A: Skeptics say that a lot of people throughout history have died for a lie. That’s right; they have. But such people always think it is the truth. If the Resurrection was a lie, the disciples had to know it. Therefore, they not only would have died for a lie, but they would have known it was a lie. That, too, is persuasive for me.
Then someone will say, “A lot of people have died for a great cause.” That’s right; they have. But here’s the problem with the disciples: Their great Cause died on the cross. The Jews believed that when the Messiah came, He would be a reigning, political Messiah. He could not die, and He would throw the hated Roman oppressor out of the land. He would rule the world from Jerusalem.
Did you ever wonder why no one understood Jesus? The disciples had no concept that the Messiah could die; they thought they were in on a good thing. Jesus said, “I came to die,” but the disciples believed that He came to live and to conquer. Then their great Hope was crucified. This explains why they left the Crucifixion so discouraged and hid themselves. But something happened in a matter of days and weeks–not months and years. Their lives turned upsidedown. They went out and died martyrs’ deaths, and all for what? A dead cause? No!
These men died martyrs’ deaths for one thing–an empty tomb and the appearances of a man named Jesus of Nazareth. They said in Acts 1 that they lived with Him and ate with Him and that there were many convincing proofs after the Resurrection.
I struggled with this as a nonbeliever. If Christ had not been raised from the dead, I could not in any other way explain what happened almost overnight in the lives of the apostles.
Q: The New Testament details the conversion of some of Jesus’ critics. What conversions in the New Testament convinced you?
A: Paul was a Jewish leader. He believed in pure Judaism and that Jesus was a false Messiah. He hated Christians so much that he got permission to go into other cities to persecute them and to cast his vote for their deaths. Yet, Paul said in his own words that Jesus of Nazareth appeared to him. He was struck blind and was told to go into the city. Whether or not you believe that happened, you have to explain what happened that caused Saul of Tarsus to become the Apostle Paul.
I knew as a non-Christian that I had to refute this. I tried every aspect. But in Acts Paul concluded that the resurrected Christ truly appeared to him. I could find no other rational explanation.
Q: Did other details in the New Testament challenge you?
A: There’s the emergence of the Church. Throughout Acts and the writings of the Early Church fathers, the whole message for the founding of the Church was the Resurrection.
If you remove the Resurrection, how in the world do you explain the Church? There were 500 living witnesses.

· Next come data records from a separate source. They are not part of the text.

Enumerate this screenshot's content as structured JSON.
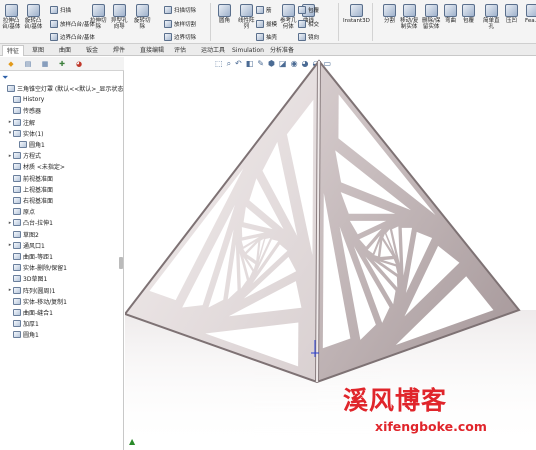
{
  "ribbon": {
    "buttons": [
      {
        "name": "extruded-boss-button",
        "icon": "extrude-icon",
        "label": "拉伸凸\n台/基体"
      },
      {
        "name": "revolved-boss-button",
        "icon": "revolve-icon",
        "label": "旋转凸\n台/基体"
      },
      {
        "name": "extruded-cut-button",
        "icon": "cut-extrude-icon",
        "label": "拉伸切\n除"
      },
      {
        "name": "hole-wizard-button",
        "icon": "hole-wizard-icon",
        "label": "异型孔\n向导"
      },
      {
        "name": "revolved-cut-button",
        "icon": "cut-revolve-icon",
        "label": "旋转切\n除"
      },
      {
        "name": "fillet-button",
        "icon": "fillet-icon",
        "label": "圆角"
      },
      {
        "name": "linear-pattern-button",
        "icon": "pattern-icon",
        "label": "线性阵\n列"
      },
      {
        "name": "reference-geometry-button",
        "icon": "reference-icon",
        "label": "参考几\n何体"
      },
      {
        "name": "curves-button",
        "icon": "curve-icon",
        "label": "曲线"
      },
      {
        "name": "instant3d-button",
        "icon": "instant3d-icon",
        "label": "Instant3D"
      },
      {
        "name": "split-button",
        "icon": "split-icon",
        "label": "分割"
      },
      {
        "name": "move-copy-body-button",
        "icon": "move-copy-icon",
        "label": "移动/复\n制实体"
      },
      {
        "name": "delete-keep-body-button",
        "icon": "delete-body-icon",
        "label": "删除/保\n留实体"
      },
      {
        "name": "wrap-button",
        "icon": "wrap-icon",
        "label": "弯曲"
      },
      {
        "name": "wrap2-button",
        "icon": "wrap2-icon",
        "label": "包覆"
      },
      {
        "name": "simple-hole-button",
        "icon": "simple-hole-icon",
        "label": "简单直\n孔"
      },
      {
        "name": "indent-button",
        "icon": "indent-icon",
        "label": "压凹"
      },
      {
        "name": "fea-button",
        "icon": "fea-icon",
        "label": "Fea..."
      }
    ],
    "small_buttons": [
      {
        "name": "sweep-button",
        "icon": "sweep-icon",
        "label": "扫描"
      },
      {
        "name": "loft-button",
        "icon": "loft-icon",
        "label": "放样凸台/基体"
      },
      {
        "name": "boundary-button",
        "icon": "boundary-icon",
        "label": "边界凸台/基体"
      },
      {
        "name": "swept-cut-button",
        "icon": "swept-cut-icon",
        "label": "扫描切除"
      },
      {
        "name": "lofted-cut-button",
        "icon": "lofted-cut-icon",
        "label": "放样切割"
      },
      {
        "name": "boundary-cut-button",
        "icon": "boundary-cut-icon",
        "label": "边界切除"
      },
      {
        "name": "rib-button",
        "icon": "rib-icon",
        "label": "筋"
      },
      {
        "name": "draft-button",
        "icon": "draft-icon",
        "label": "拔模"
      },
      {
        "name": "shell-button",
        "icon": "shell-icon",
        "label": "抽壳"
      },
      {
        "name": "wrap-small-button",
        "icon": "wrap-small-icon",
        "label": "包覆"
      },
      {
        "name": "intersect-button",
        "icon": "intersect-icon",
        "label": "相交"
      },
      {
        "name": "mirror-button",
        "icon": "mirror-icon",
        "label": "镜向"
      }
    ]
  },
  "tabs": [
    {
      "name": "tab-features",
      "label": "特征",
      "active": true
    },
    {
      "name": "tab-sketch",
      "label": "草图",
      "active": false
    },
    {
      "name": "tab-surfaces",
      "label": "曲面",
      "active": false
    },
    {
      "name": "tab-sheetmetal",
      "label": "钣金",
      "active": false
    },
    {
      "name": "tab-weldments",
      "label": "焊件",
      "active": false
    },
    {
      "name": "tab-direct-editing",
      "label": "直接编辑",
      "active": false
    },
    {
      "name": "tab-evaluate",
      "label": "评估",
      "active": false
    },
    {
      "name": "tab-motion",
      "label": "运动工具",
      "active": false
    },
    {
      "name": "tab-simulation",
      "label": "Simulation",
      "active": false
    },
    {
      "name": "tab-analysis",
      "label": "分析准备",
      "active": false
    }
  ],
  "panel_tabs": [
    {
      "name": "featuremanager-tab",
      "icon": "feature-tree-icon",
      "glyph": "◆"
    },
    {
      "name": "propertymanager-tab",
      "icon": "property-icon",
      "glyph": "▤"
    },
    {
      "name": "configuration-tab",
      "icon": "configuration-icon",
      "glyph": "▦"
    },
    {
      "name": "dimxpert-tab",
      "icon": "dimxpert-icon",
      "glyph": "✚"
    },
    {
      "name": "display-manager-tab",
      "icon": "display-icon",
      "glyph": "◕"
    }
  ],
  "tree": [
    {
      "label": "三角锥空灯罩 (默认<<默认>_显示状态",
      "indent": 0,
      "expand": "",
      "icon": "part-icon"
    },
    {
      "label": "History",
      "indent": 1,
      "expand": "",
      "icon": "history-icon"
    },
    {
      "label": "传感器",
      "indent": 1,
      "expand": "",
      "icon": "sensor-icon"
    },
    {
      "label": "注解",
      "indent": 1,
      "expand": "▸",
      "icon": "annotation-icon"
    },
    {
      "label": "实体(1)",
      "indent": 1,
      "expand": "▾",
      "icon": "solid-bodies-icon"
    },
    {
      "label": "圆角1",
      "indent": 2,
      "expand": "",
      "icon": "fillet-body-icon"
    },
    {
      "label": "方程式",
      "indent": 1,
      "expand": "▸",
      "icon": "equation-icon"
    },
    {
      "label": "材质 <未指定>",
      "indent": 1,
      "expand": "",
      "icon": "material-icon"
    },
    {
      "label": "前视基准面",
      "indent": 1,
      "expand": "",
      "icon": "plane-icon"
    },
    {
      "label": "上视基准面",
      "indent": 1,
      "expand": "",
      "icon": "plane-icon"
    },
    {
      "label": "右视基准面",
      "indent": 1,
      "expand": "",
      "icon": "plane-icon"
    },
    {
      "label": "原点",
      "indent": 1,
      "expand": "",
      "icon": "origin-icon"
    },
    {
      "label": "凸台-拉伸1",
      "indent": 1,
      "expand": "▸",
      "icon": "boss-extrude-icon"
    },
    {
      "label": "草图2",
      "indent": 1,
      "expand": "",
      "icon": "sketch-icon"
    },
    {
      "label": "通风口1",
      "indent": 1,
      "expand": "▸",
      "icon": "vent-icon"
    },
    {
      "label": "曲面-等距1",
      "indent": 1,
      "expand": "",
      "icon": "surface-offset-icon"
    },
    {
      "label": "实体-删除/保留1",
      "indent": 1,
      "expand": "",
      "icon": "delete-body-icon"
    },
    {
      "label": "3D草图1",
      "indent": 1,
      "expand": "",
      "icon": "sketch3d-icon"
    },
    {
      "label": "阵列(圆周)1",
      "indent": 1,
      "expand": "▸",
      "icon": "circular-pattern-icon"
    },
    {
      "label": "实体-移动/复制1",
      "indent": 1,
      "expand": "",
      "icon": "move-copy-icon"
    },
    {
      "label": "曲面-缝合1",
      "indent": 1,
      "expand": "",
      "icon": "knit-icon"
    },
    {
      "label": "加厚1",
      "indent": 1,
      "expand": "",
      "icon": "thicken-icon"
    },
    {
      "label": "圆角1",
      "indent": 1,
      "expand": "",
      "icon": "fillet-icon"
    }
  ],
  "headsup": [
    {
      "name": "zoom-to-fit-icon",
      "glyph": "⬚"
    },
    {
      "name": "zoom-area-icon",
      "glyph": "⌕"
    },
    {
      "name": "previous-view-icon",
      "glyph": "↶"
    },
    {
      "name": "section-view-icon",
      "glyph": "◧"
    },
    {
      "name": "dynamic-annotation-icon",
      "glyph": "✎"
    },
    {
      "name": "view-orientation-icon",
      "glyph": "⬢"
    },
    {
      "name": "display-style-icon",
      "glyph": "◪"
    },
    {
      "name": "hide-show-icon",
      "glyph": "◉"
    },
    {
      "name": "edit-appearance-icon",
      "glyph": "◕"
    },
    {
      "name": "apply-scene-icon",
      "glyph": "◒"
    },
    {
      "name": "view-settings-icon",
      "glyph": "▭"
    }
  ],
  "watermark": {
    "text": "溪风博客",
    "url": "xifengboke.com"
  },
  "colors": {
    "accent": "#e0252b",
    "model_light": "#f2ecec",
    "model_mid": "#d7cdce",
    "model_dark": "#9d8f91"
  }
}
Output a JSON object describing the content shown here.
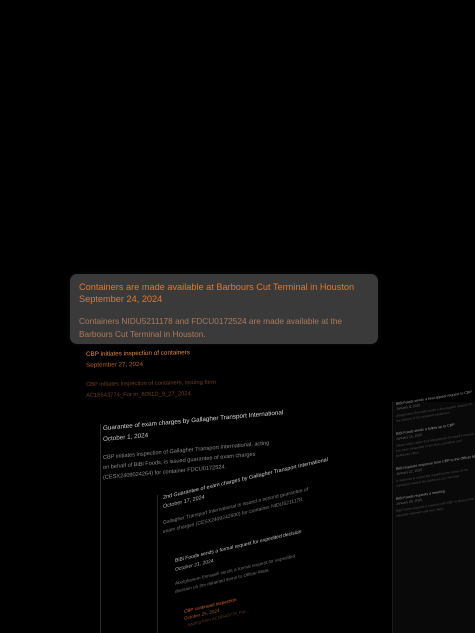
{
  "featured": {
    "title": "Containers are made available at Barbours Cut Terminal in Houston",
    "date": "September 24, 2024",
    "description": "Containers NIDU5211178 and FDCU0172524 are made available at the Barbours Cut Terminal in Houston."
  },
  "timeline": [
    {
      "title": "CBP initiates inspection of containers",
      "date": "September 27, 2024",
      "description": "CBP initiates inspection of containers, issuing form AC16543774_For m_6051D_9_27_2024."
    },
    {
      "title": "Guarantee of exam charges by Gallagher Transport International",
      "date": "October 1, 2024",
      "description": "CBP initiates inspection of Gallagher Transport International, acting on behalf of BiBi Foods, is issued guarantee of exam charges (CESX2409024264) for container FDCU0172524."
    },
    {
      "title": "2nd Guarantee of exam charges by Gallagher Transport International",
      "date": "October 17, 2024",
      "description": "Gallagher Transport International is issued a second guarantee of exam charges (CESX2409242600) for container NIDU5211178."
    },
    {
      "title": "BiBi Foods sends a formal request for expedited decision",
      "date": "October 21, 2024",
      "description": "Abolghasem Esmaeili sends a formal request for expedited decision on the detained items to Officer Mata."
    },
    {
      "title": "CBP continued inspection",
      "date": "October 25, 2024",
      "description": "...issuing form AC16543774_For..."
    }
  ],
  "side_panel": [
    {
      "title": "BiBi Foods sends a final appeal request to CBP",
      "date": "January 8, 2025",
      "description": "Abolghasem Esmaeili sends a final appeal request for the release of the detained containers."
    },
    {
      "title": "BiBi Foods sends a follow up to CBP",
      "date": "January 15, 2025",
      "description": "Officer Mata states that Abolghasem Esmaeili's request has been forwarded to the fines, penalties and forfeitures office."
    },
    {
      "title": "BiBi requests response from CBP to the Officer Mata",
      "date": "January 22, 2025",
      "description": "A response is requested regarding the status of the containers held at the Barbours Cut Terminal."
    },
    {
      "title": "BiBi Foods requests a meeting",
      "date": "January 29, 2025",
      "description": "BiBi Foods requests a meeting with CBP to discuss the detained shipment and next steps."
    }
  ]
}
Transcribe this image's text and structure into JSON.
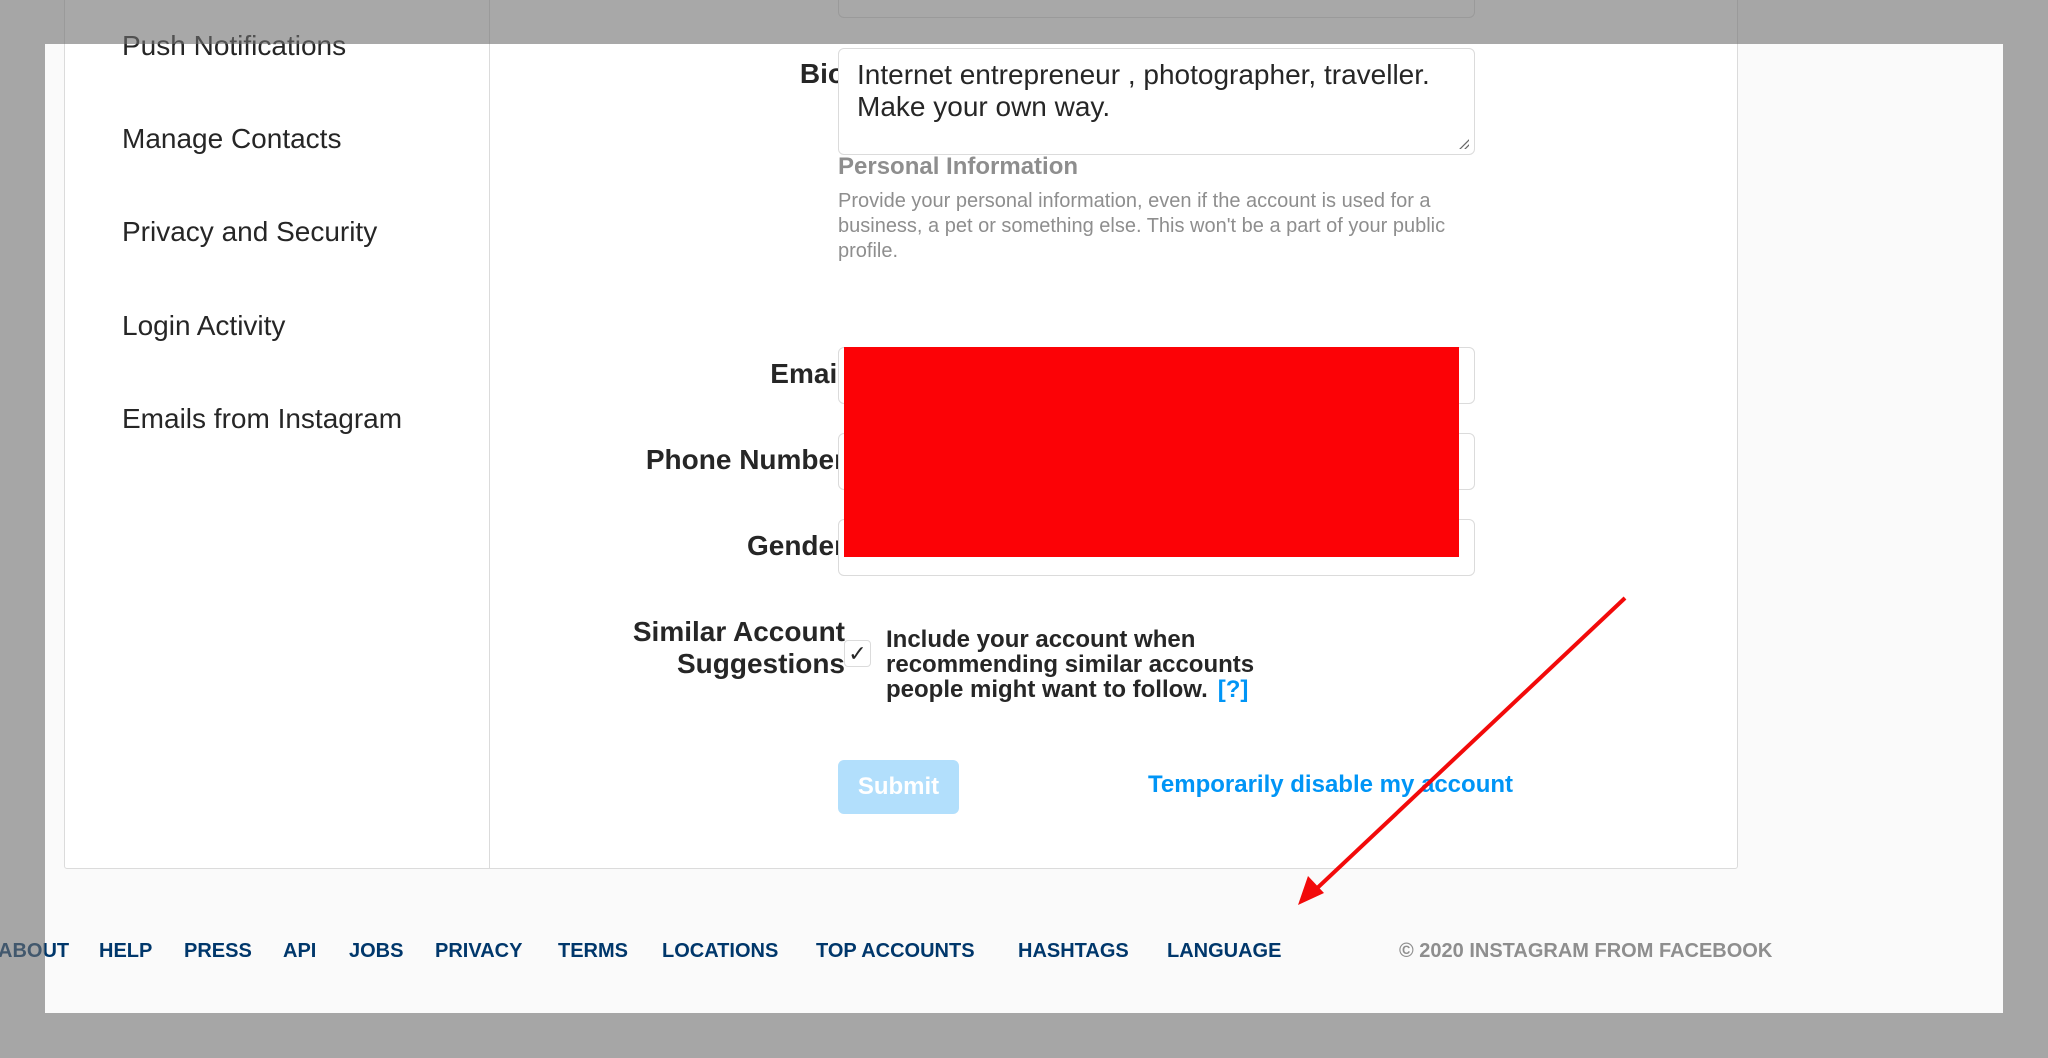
{
  "sidebar": {
    "items": [
      {
        "label": "Push Notifications"
      },
      {
        "label": "Manage Contacts"
      },
      {
        "label": "Privacy and Security"
      },
      {
        "label": "Login Activity"
      },
      {
        "label": "Emails from Instagram"
      }
    ]
  },
  "form": {
    "bio": {
      "label": "Bio",
      "value": "Internet entrepreneur , photographer, traveller. Make your own way."
    },
    "personal_info": {
      "title": "Personal Information",
      "description": "Provide your personal information, even if the account is used for a business, a pet or something else. This won't be a part of your public profile."
    },
    "email": {
      "label": "Email",
      "value": ""
    },
    "phone": {
      "label": "Phone Number",
      "value": ""
    },
    "gender": {
      "label": "Gender",
      "value": ""
    },
    "similar_accounts": {
      "label_line1": "Similar Account",
      "label_line2": "Suggestions",
      "checked": true,
      "check_glyph": "✓",
      "text": "Include your account when recommending similar accounts people might want to follow.",
      "help_label": "[?]"
    },
    "submit_label": "Submit",
    "disable_label": "Temporarily disable my account"
  },
  "footer": {
    "links": [
      "ABOUT",
      "HELP",
      "PRESS",
      "API",
      "JOBS",
      "PRIVACY",
      "TERMS",
      "LOCATIONS",
      "TOP ACCOUNTS",
      "HASHTAGS",
      "LANGUAGE"
    ],
    "copyright": "© 2020 INSTAGRAM FROM FACEBOOK"
  },
  "annotation": {
    "arrow_color": "#f20a0a",
    "redaction_color": "#fc0206"
  },
  "colors": {
    "link_blue": "#0095f6",
    "footer_link": "#00376b",
    "submit_disabled": "#b2dffc"
  }
}
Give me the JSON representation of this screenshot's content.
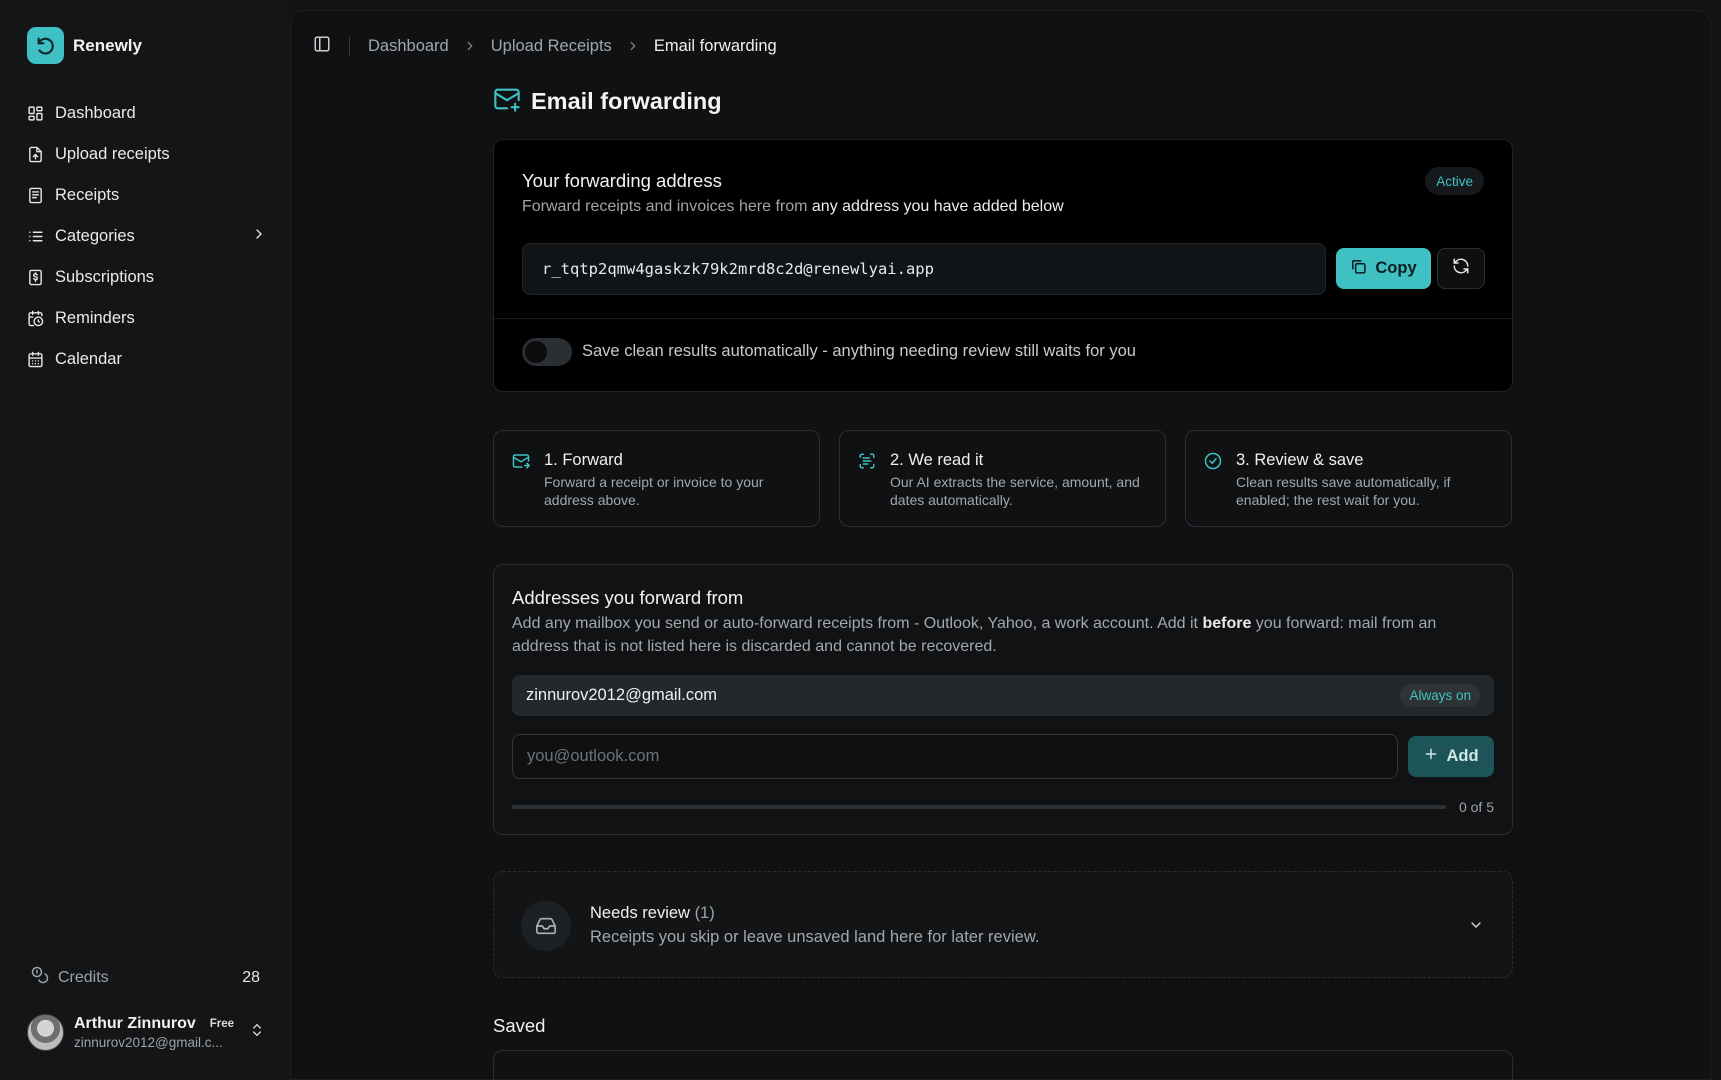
{
  "brand": {
    "name": "Renewly",
    "accent": "#3fc1c4"
  },
  "sidebar": {
    "items": [
      {
        "label": "Dashboard",
        "icon": "dashboard-icon"
      },
      {
        "label": "Upload receipts",
        "icon": "file-upload-icon"
      },
      {
        "label": "Receipts",
        "icon": "receipt-icon"
      },
      {
        "label": "Categories",
        "icon": "list-icon"
      },
      {
        "label": "Subscriptions",
        "icon": "dollar-file-icon"
      },
      {
        "label": "Reminders",
        "icon": "calendar-clock-icon"
      },
      {
        "label": "Calendar",
        "icon": "calendar-icon"
      }
    ],
    "credits_label": "Credits",
    "credits_count": "28",
    "user": {
      "name": "Arthur Zinnurov",
      "plan": "Free",
      "email": "zinnurov2012@gmail.c..."
    }
  },
  "breadcrumb": [
    "Dashboard",
    "Upload Receipts",
    "Email forwarding"
  ],
  "page": {
    "title": "Email forwarding"
  },
  "forwarding": {
    "title": "Your forwarding address",
    "subtitle_prefix": "Forward receipts and invoices here from ",
    "subtitle_bold": "any address you have added below",
    "status": "Active",
    "address": "r_tqtp2qmw4gaskzk79k2mrd8c2d@renewlyai.app",
    "copy_label": "Copy",
    "toggle_label": "Save clean results automatically - anything needing review still waits for you",
    "toggle_on": false
  },
  "steps": [
    {
      "title": "1. Forward",
      "desc": "Forward a receipt or invoice to your address above.",
      "icon": "mail-icon"
    },
    {
      "title": "2. We read it",
      "desc": "Our AI extracts the service, amount, and dates automatically.",
      "icon": "scan-text-icon"
    },
    {
      "title": "3. Review & save",
      "desc": "Clean results save automatically, if enabled; the rest wait for you.",
      "icon": "check-circle-icon"
    }
  ],
  "senders": {
    "title": "Addresses you forward from",
    "desc_prefix": "Add any mailbox you send or auto-forward receipts from - Outlook, Yahoo, a work account. Add it ",
    "desc_bold": "before",
    "desc_suffix": " you forward: mail from an address that is not listed here is discarded and cannot be recovered.",
    "primary_email": "zinnurov2012@gmail.com",
    "primary_badge": "Always on",
    "input_placeholder": "you@outlook.com",
    "add_label": "Add",
    "usage_label": "0 of 5",
    "usage_fraction": 0
  },
  "needs_review": {
    "title": "Needs review",
    "count": "(1)",
    "subtitle": "Receipts you skip or leave unsaved land here for later review."
  },
  "saved": {
    "title": "Saved"
  }
}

Everything would have been refuted if it were false. Now, 1 Corinthians is one of the oldest of all of Paul’s writings. Even a skeptic or a liberal would acknowledge this. Paul put his whole reputation on the line. He said, “Jesus appeared to more than 500 witnesses at one time, and the majority of them are still alive” (Cf. 1 Corinthians 15:6).
Are you telling me that no skeptic among those profound Jewish leaders examined those witnesses? Paul’s whole reputation would have been ruined if his assertion were not true.
The tomb was empty, and there were two explanations: a natural explanation or a supernatural explanation. You can explain away the empty tomb through resuscitation (if that was even possible) or through a stolen body. An empty tomb does not prove the Resurrection, but the appearances of the living Christ do.
Others say it was supernatural. Finally, I had to conclude that there was not one single natural explanation that would meet my criteria when it came to the Resurrection. Whatever I came up with had to meet all the criteria of the evidence; I couldn’t just do away with this evidence because it doesn’t fit this theory. It all must fit together, and the Resurrection is the only theory that takes into account all the factors and provides a rational explanation for what followed.